2. Weak-Disorder (High-Energy) Regime ($k \gg \kappa$):
   In the limit of high particle momentum, the localization length is found to be:
   $$\ell(k) = \frac{\hbar^4 k^2}{m^2 k_B T q_0^2 \ln(\kappa L)}$$
   Here, $\ell(k)$ grows quadratically with momentum. The expression contains the Coulomb logarithm $\ln(\kappa L)$, where $L$ is a macroscopic infrared cutoff (e.g., mean free path or system size). This result links the quantum localization length directly to the classical kinetic theory of plasmas.

3. Strong-Disorder (Low-Energy) Regime ($k \ll \kappa$):
   In the low-energy limit, the localization length becomes independent of the particle momentum and is determined solely by the disorder strength:
   $$\ell = \frac{4 \sqrt[3]{2}}{3} \left( \frac{\hbar^4}{m^2 k_B T q_0^2 \ln(\kappa L)} \right)^{1/3}$$
   The scaling $\ell \propto G^{-1/3}$ (where $G$ is the disorder strength) is consistent with general results for strong disorder, but the specific dependence on plasma parameters and the Coulomb logarithm is a novel derivation for Coulombic environments.

Significance and Limitations
The authors claim that the primary significance of this work lies in providing a first-principles theory that unifies quantum localization with classical plasma kinetic theory. The explicit appearance of the Coulomb logarithm $\ln(\kappa L)$ in the localization length serves as a direct theoretical bridge between these two domains. The results offer a quantitative starting point for understanding transport anomalies in Coulomb-disordered systems, including ionic liquids, doped semiconductors, and dense astrophysical plasmas.

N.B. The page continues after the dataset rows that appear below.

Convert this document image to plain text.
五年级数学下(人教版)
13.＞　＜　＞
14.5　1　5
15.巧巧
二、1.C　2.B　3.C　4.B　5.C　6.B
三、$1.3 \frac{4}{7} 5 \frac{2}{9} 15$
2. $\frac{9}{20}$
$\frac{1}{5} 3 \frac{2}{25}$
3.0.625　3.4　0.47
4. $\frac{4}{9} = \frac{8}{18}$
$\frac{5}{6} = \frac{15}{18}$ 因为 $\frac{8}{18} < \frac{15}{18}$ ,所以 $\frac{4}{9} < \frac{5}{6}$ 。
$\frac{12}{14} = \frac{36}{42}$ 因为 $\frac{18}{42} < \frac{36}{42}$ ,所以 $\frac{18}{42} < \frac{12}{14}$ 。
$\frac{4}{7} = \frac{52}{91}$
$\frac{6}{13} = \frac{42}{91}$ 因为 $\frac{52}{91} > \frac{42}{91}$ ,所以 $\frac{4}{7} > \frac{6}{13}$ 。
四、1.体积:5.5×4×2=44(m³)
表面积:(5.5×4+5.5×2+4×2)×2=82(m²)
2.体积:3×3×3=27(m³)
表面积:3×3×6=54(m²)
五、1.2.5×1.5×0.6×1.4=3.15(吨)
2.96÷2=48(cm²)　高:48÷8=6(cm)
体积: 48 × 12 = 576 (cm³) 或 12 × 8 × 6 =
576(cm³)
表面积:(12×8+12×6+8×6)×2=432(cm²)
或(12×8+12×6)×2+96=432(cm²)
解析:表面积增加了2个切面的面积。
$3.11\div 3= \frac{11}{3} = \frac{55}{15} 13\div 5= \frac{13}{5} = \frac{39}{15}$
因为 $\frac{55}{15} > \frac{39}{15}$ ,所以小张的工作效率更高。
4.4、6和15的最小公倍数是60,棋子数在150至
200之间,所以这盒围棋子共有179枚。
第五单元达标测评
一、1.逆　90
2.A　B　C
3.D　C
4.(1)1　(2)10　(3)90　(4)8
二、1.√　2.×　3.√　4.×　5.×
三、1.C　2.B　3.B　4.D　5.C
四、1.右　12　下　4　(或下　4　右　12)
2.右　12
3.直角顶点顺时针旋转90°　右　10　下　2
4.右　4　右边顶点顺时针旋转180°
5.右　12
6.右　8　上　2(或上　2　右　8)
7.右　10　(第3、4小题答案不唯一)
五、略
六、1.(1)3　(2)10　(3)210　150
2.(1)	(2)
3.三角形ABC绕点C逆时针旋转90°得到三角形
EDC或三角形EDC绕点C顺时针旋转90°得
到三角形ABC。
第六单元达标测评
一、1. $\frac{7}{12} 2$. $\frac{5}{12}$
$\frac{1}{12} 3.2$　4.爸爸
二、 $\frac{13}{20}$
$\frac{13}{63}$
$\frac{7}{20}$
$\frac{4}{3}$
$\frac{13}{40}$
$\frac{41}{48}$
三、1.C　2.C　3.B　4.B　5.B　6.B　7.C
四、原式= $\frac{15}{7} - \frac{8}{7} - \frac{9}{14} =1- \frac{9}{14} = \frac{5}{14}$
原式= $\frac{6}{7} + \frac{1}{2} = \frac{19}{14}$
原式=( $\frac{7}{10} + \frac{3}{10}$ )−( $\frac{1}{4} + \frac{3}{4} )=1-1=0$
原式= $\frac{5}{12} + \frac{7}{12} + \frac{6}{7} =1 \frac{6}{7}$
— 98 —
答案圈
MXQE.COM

The paper explicitly acknowledges several limitations and boundaries of the current theory:

• Static Approximation: The theory treats the random potential as static. In real plasmas, ionic fluctuations are dynamic. The authors note that for fast particles ($v \gg v_i$), the quasi-static approximation is justified, but for slow particles, dynamic screening effects are crucial.
• Infrared Cutoff: The necessity of the phenomenological cutoff $L$ highlights the long-range nature of Coulomb fluctuations. The authors suggest that a fully self-consistent determination of $L$ requires dynamic screening, which is reserved for future work (Part II).
• Anderson Localization: The authors clarify that while they calculate the decay length of the Green's function, this does not constitute a rigorous proof of Anderson localization in the sense of the scaling theory (e.g., relating to conductance or boundary sensitivity). The work focuses specifically on the influence of long-range fluctuations on coherent propagation.
• Background Electrons: The model neglects electron-density fluctuations, which act as a high-frequency noise source that could destroy phase coherence. The results are deemed most applicable to dilute, high-temperature plasmas or suprathermal particles where ionic disorder dominates.

Numerical estimates for solar plasma conditions (corona, chromosphere, radiative zone) suggest that thermal electrons may be localized on sub-micrometer scales, while suprathermal particles remain weakly localized, though the authors caution that absolute values depend on the specific choice of the infrared cutoff and dynamic effects.